The Charitang valley has formed the traditional trade route between the Chumbi Valley and Bhutan. It has a camp at Dolepchen at the base of the valley, a Charitang guest house along the way, and two passes called Kyu La (or Chu La) and Ha La at the top, which must be crossed before entering the Haa Valley where a camp called Damthang is located. Damthang is connected to the Ha Town by a motorable road.

The Yak Chu river in the south covers a considerably large basin. China calls this river Lulin Chu (鲁林曲) and uses the name "Lulin" to describe the region covering both the Charitang and Yak Chu basins.

At the southwestern end, the Amo Chu river forms the border of the Bji Gewog.

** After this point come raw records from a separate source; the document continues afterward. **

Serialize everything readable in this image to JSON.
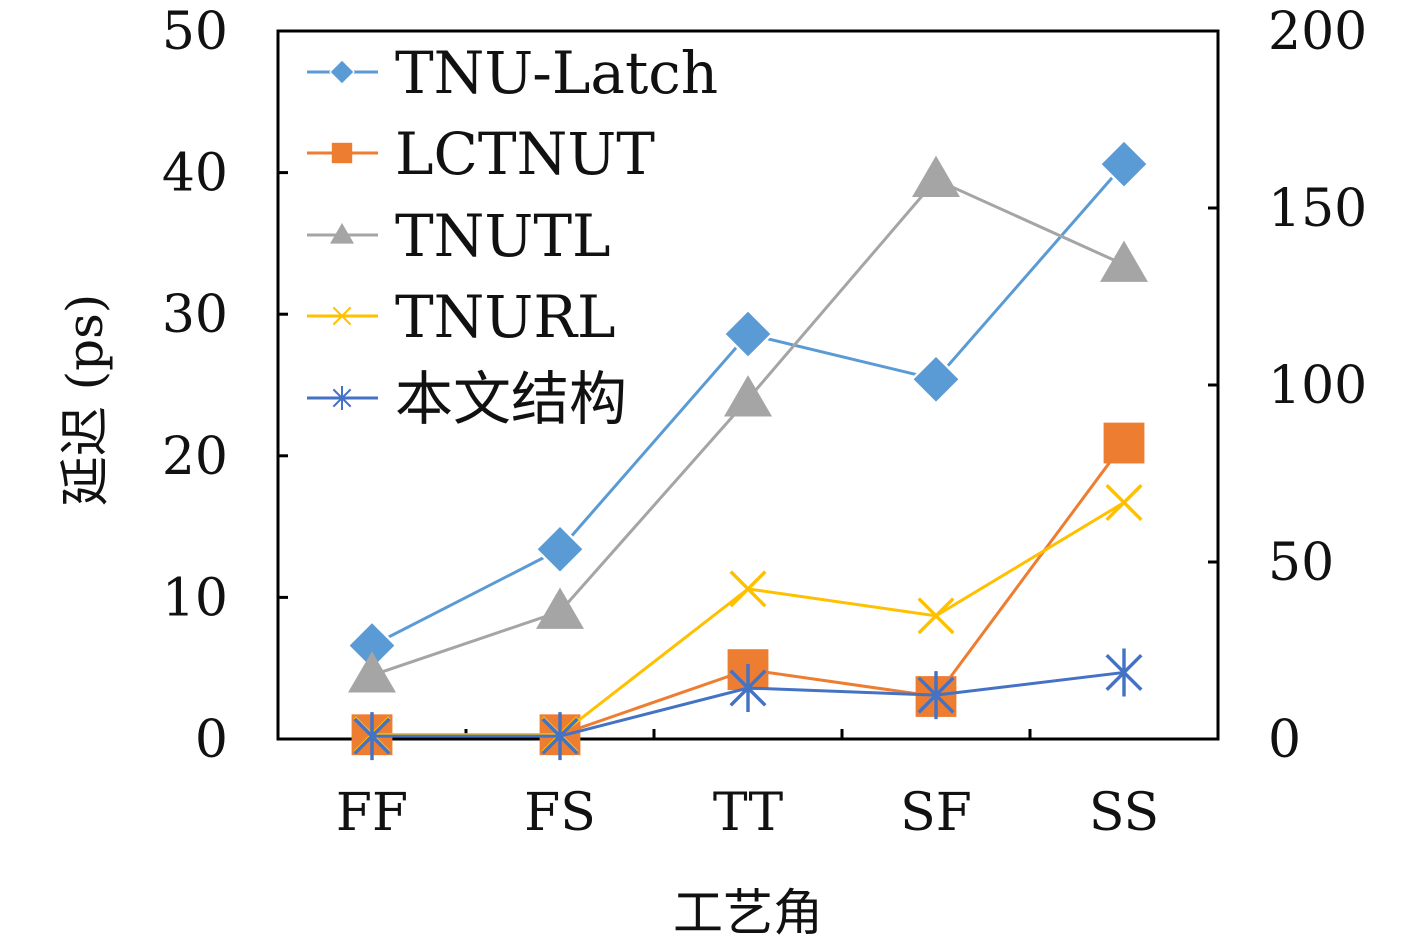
{
  "chart_data": {
    "type": "line",
    "categories": [
      "FF",
      "FS",
      "TT",
      "SF",
      "SS"
    ],
    "xlabel": "工艺角",
    "ylabel": "延迟 (ps)",
    "ylim_left": [
      0,
      50
    ],
    "yticks_left": [
      0,
      10,
      20,
      30,
      40,
      50
    ],
    "ylim_right": [
      0,
      200
    ],
    "yticks_right": [
      0,
      50,
      100,
      150,
      200
    ],
    "grid": false,
    "legend_position": "top-left",
    "series": [
      {
        "name": "TNU-Latch",
        "axis": "left",
        "color": "#5B9BD5",
        "marker": "diamond",
        "values": [
          6.6,
          13.4,
          28.6,
          25.4,
          40.6
        ]
      },
      {
        "name": "LCTNUT",
        "axis": "left",
        "color": "#ED7D31",
        "marker": "square",
        "values": [
          0.3,
          0.3,
          4.9,
          3.0,
          20.9
        ]
      },
      {
        "name": "TNUTL",
        "axis": "right",
        "color": "#A5A5A5",
        "marker": "triangle",
        "values": [
          18,
          36,
          96,
          158,
          134
        ]
      },
      {
        "name": "TNURL",
        "axis": "left",
        "color": "#FFC000",
        "marker": "x",
        "values": [
          0.3,
          0.3,
          10.6,
          8.7,
          16.7
        ]
      },
      {
        "name": "本文结构",
        "axis": "left",
        "color": "#4472C4",
        "marker": "asterisk",
        "values": [
          0.2,
          0.2,
          3.6,
          3.1,
          4.7
        ]
      }
    ]
  }
}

China's Chumbi Valley begins near the Sinchela Pass according to Bhutan's border definition. From this point, the western bank of the river belongs to China, while the eastern bank is part of the Bji gewog.

To the south of Bji Gewog lies the Sangbay Gewog, where again China claims the area called Doklam, which includes the Doklam plateau and the Torsa Nala basin.

=== Haa Chu basin ===
The Haa river is deemed to originate below the Khungdugang peak, which extends to an elevation of 18730 ft. It is the second tallest peak in the Massang-Chungdung range after Chomolhari. Two streams originate below the mountain, flowing west and east, and join near the Damthang camp. The result of their merger is the Haa Chu river.

Below Damthang, the Haa Chu valley broadens, containing numerous villages with farmlands. In a branch valley running northeast, there are further villages, and a path to Saga La, allowing one to cross into the Paro Valley near Drukyel Dzong.

== Demographics ==
According to the current demographic data based on the 2017 census, the Bji Gewog has a population of 3,230 living in 23 villages. (Note: The growth in the number is due to recognising remote mountain settlements as independent villages. The bulk of the population continues to live in the farming villages in the Haa Valley.) This appears to be a steep rise from the data reported in the 2002 Plan document. (The simplest explanation is the pastoral nomads in the region are now being counted more effectively.) The villages are grouped into five chiwogs (village blocks), viz., Taloong, Yangthang, Chumpa, Gyansa, and Chempa.

The majority of the population is involved in farming and pastoralism. Wheat, potatoes and vegetables are cultivated, and the surplus is sold in markets in the Ha Town.

According to the district administration, most people are well-off.